You could also just plug it into a computer and do adb pull /data <wherever you want to put it>

That would take everything off your /data partition, and you could then filter out what you want on your new phone and restore the apps from /data/app and the data from /data/data.


----------



## mthous01 (Dec 22, 2011)

JihadSquad said:


> You could also just plug it into a computer and do adb pull /data <wherever you want to put it>
> 
> That would take everything off your /data partition, and you could then filter out what you want on your new phone and restore the apps from /data/app and the data from /data/data.


+1 to this. You may need to run as root to do so.

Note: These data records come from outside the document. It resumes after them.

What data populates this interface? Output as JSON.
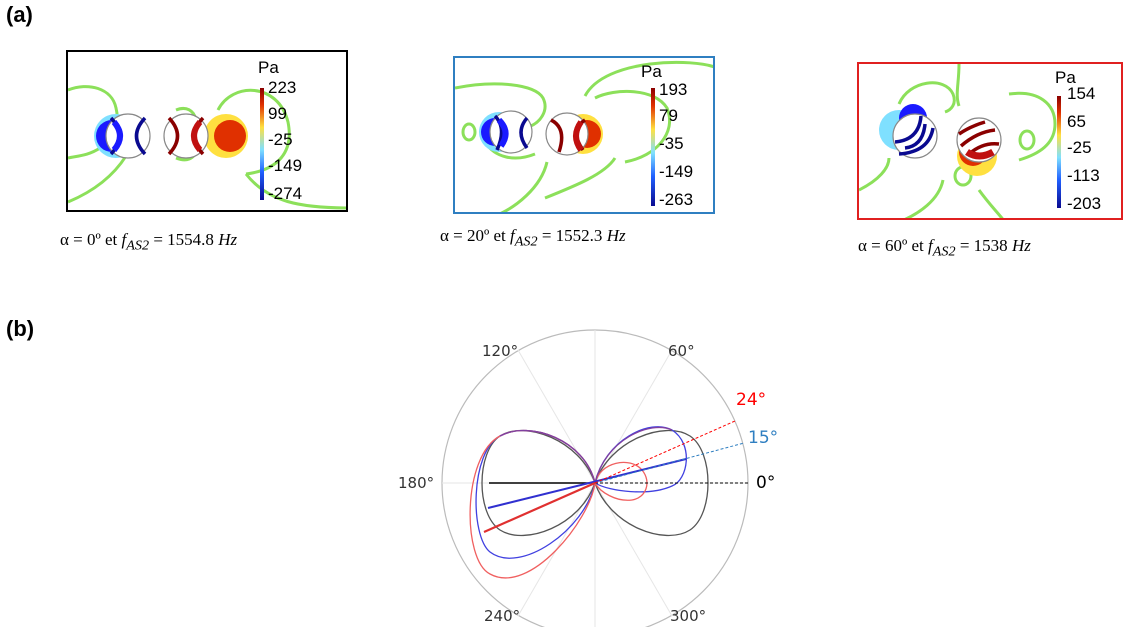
{
  "panel_a_label": "(a)",
  "panel_b_label": "(b)",
  "colors": {
    "frame_0": "#000000",
    "frame_20": "#2f7fc1",
    "frame_60": "#e02020",
    "contour_green": "#8ce05a",
    "curve_black": "#555555",
    "curve_blue": "#4040e0",
    "curve_red": "#f06060",
    "annot_red": "#ff0000",
    "annot_blue": "#2f7fc1"
  },
  "panels": [
    {
      "unit": "Pa",
      "ticks": [
        "223",
        "99",
        "-25",
        "-149",
        "-274"
      ],
      "caption": {
        "prefix": "α = 0º et ",
        "f": "f",
        "sub": "AS2",
        "rest": " = 1554.8 ",
        "unit": "Hz"
      }
    },
    {
      "unit": "Pa",
      "ticks": [
        "193",
        "79",
        "-35",
        "-149",
        "-263"
      ],
      "caption": {
        "prefix": "α = 20º et ",
        "f": "f",
        "sub": "AS2",
        "rest": " = 1552.3 ",
        "unit": "Hz"
      }
    },
    {
      "unit": "Pa",
      "ticks": [
        "154",
        "65",
        "-25",
        "-113",
        "-203"
      ],
      "caption": {
        "prefix": "α = 60º et ",
        "f": "f",
        "sub": "AS2",
        "rest": " = 1538 ",
        "unit": "Hz"
      }
    }
  ],
  "polar": {
    "angle_labels": [
      "60°",
      "120°",
      "180°",
      "240°",
      "300°"
    ],
    "annotations": [
      {
        "text": "24°",
        "angle_deg": 24,
        "color": "#ff0000"
      },
      {
        "text": "15°",
        "angle_deg": 15,
        "color": "#2f7fc1"
      },
      {
        "text": "0°",
        "angle_deg": 0,
        "color": "#000000"
      }
    ]
  }
}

tapping from a [email protected] Charge


----------



## ericgilchrist (Oct 7, 2011)

I've been rooted for over a year, I'm on my fourth rom, done lots of experimenting with radios and kernels, solved problems using the forums, and consider myself to be at least moderately tech savvy. YET I am amazed at how much I just don't know. Is there a forum you could point me to that would explain how to "do adb pull/data" and how to restore the apps? I'm thinking there must be more to it than just drag and drop... Thanks again.


----------



## JihadSquad (Nov 2, 2011)

ericgilchrist said:


> I've been rooted for over a year, I'm on my fourth rom, done lots of experimenting with radios and kernels, solved problems using the forums, and consider myself to be at least moderately tech savvy. YET I am amazed at how much I just don't know. Is there a forum you could point me to that would explain how to "do adb pull/data" and how to restore the apps? I'm thinking there must be more to it than just drag and drop... Thanks again.


First download android sdk tools from http://developer.and.../sdk/index.html. Install it, and then open SDK manager (not AVD manager, they both have Android logos on them). When it starts, check the "Tools" folder and click "Install packages" on the bottom right. Accept everything and let it go.

Once that's done, press windows + pause. Then go to advanced system settings (in Windows 7 or 8) then environment variables. Find Path in the list on the bottom and double click it. Go to the end of the variable value and type in a semicolon (. Then type in C:\Program Files (x86)\Android\android-sdk\platform-tools (assuming you have a 64-bit system, if you don't have a Program Files (x86) folder than take out the (x86)) and click OK both times.

Now press windows + R, type in CMD, and press enter. Plug in your phone, and type in "adb pull /data x". Replace x with the folder on your hard disk you want to dump everything. Once that is there, press enter and it should transfer all of your user data to your hard disk at the folder you specified.

Hope that helps, if you get confused tell me where and I can explain better.


----------